I have the following two dataframes:
df2
has 2166 unique records.
I am trying to return the data in the blue area so I am using the following technique:
To get the green data I simply perform an inner join:
df_common = df1.merge(df2, how='inner' on='SKU')
which yields 413 unique records
To get the blue area, I appended the green data to df2
:
df2_plus_green = df2.append(df_common, ignore_index = True)
which yields 2579 records (which makes sense (413 + 2166 = 2579)
Then I dropped the duplicates:
df_blue = df2_plus_green.drop_duplicates(keep=False, subset=['SKU'])
which yields 1666 records. I would have thought it would yield 1753 records (2166 - 413 = 1753)
I have tried the above technique on a much smaller set of data and it works as expected.
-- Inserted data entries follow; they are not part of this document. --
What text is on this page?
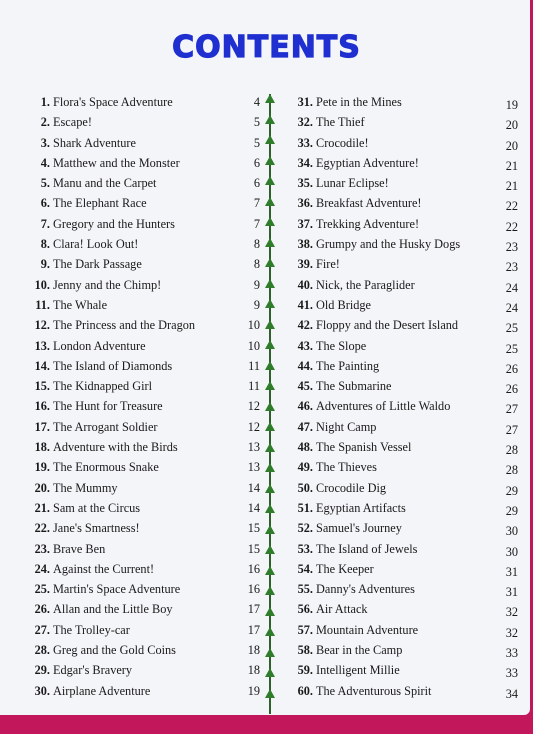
CONTENTS
1. Flora's Space Adventure	4
2. Escape!	5
3. Shark Adventure	5
4. Matthew and the Monster	6
5. Manu and the Carpet	6
6. The Elephant Race	7
7. Gregory and the Hunters	7
8. Clara! Look Out!	8
9. The Dark Passage	8
10. Jenny and the Chimp!	9
11. The Whale	9
12. The Princess and the Dragon	10
13. London Adventure	10
14. The Island of Diamonds	11
15. The Kidnapped Girl	11
16. The Hunt for Treasure	12
17. The Arrogant Soldier	12
18. Adventure with the Birds	13
19. The Enormous Snake	13
20. The Mummy	14
21. Sam at the Circus	14
22. Jane's Smartness!	15
23. Brave Ben	15
24. Against the Current!	16
25. Martin's Space Adventure	16
26. Allan and the Little Boy	17
27. The Trolley-car	17
28. Greg and the Gold Coins	18
29. Edgar's Bravery	18
30. Airplane Adventure	19
31. Pete in the Mines	19
32. The Thief	20
33. Crocodile!	20
34. Egyptian Adventure!	21
35. Lunar Eclipse!	21
36. Breakfast Adventure!	22
37. Trekking Adventure!	22
38. Grumpy and the Husky Dogs	23
39. Fire!	23
40. Nick, the Paraglider	24
41. Old Bridge	24
42. Floppy and the Desert Island	25
43. The Slope	25
44. The Painting	26
45. The Submarine	26
46. Adventures of Little Waldo	27
47. Night Camp	27
48. The Spanish Vessel	28
49. The Thieves	28
50. Crocodile Dig	29
51. Egyptian Artifacts	29
52. Samuel's Journey	30
53. The Island of Jewels	30
54. The Keeper	31
55. Danny's Adventures	31
56. Air Attack	32
57. Mountain Adventure	32
58. Bear in the Camp	33
59. Intelligent Millie	33
60. The Adventurous Spirit	34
I assume the extra 87 records that are being dropped are duplicates somehow but I have checked each dataframe at each step along the way and all dataframes are made up of completely unique records. Can anyone point me in the right direction? I am sure it is something obvious that I'm missing.
While you're merging both the tables, use the Parameter "Indicator" which will tell us how each and every data point is joined.
df_right_only = pd.merge(df1, df2, on = "Common Column", how = "right", indicator = True)
Then we can use LOC to filter out only the values that are pulled uniquely from the right table.
df_right_only.loc[df_right_only ['_merge'] == "right_only", 'Column that you want']
This approach is known as Anti-Joins.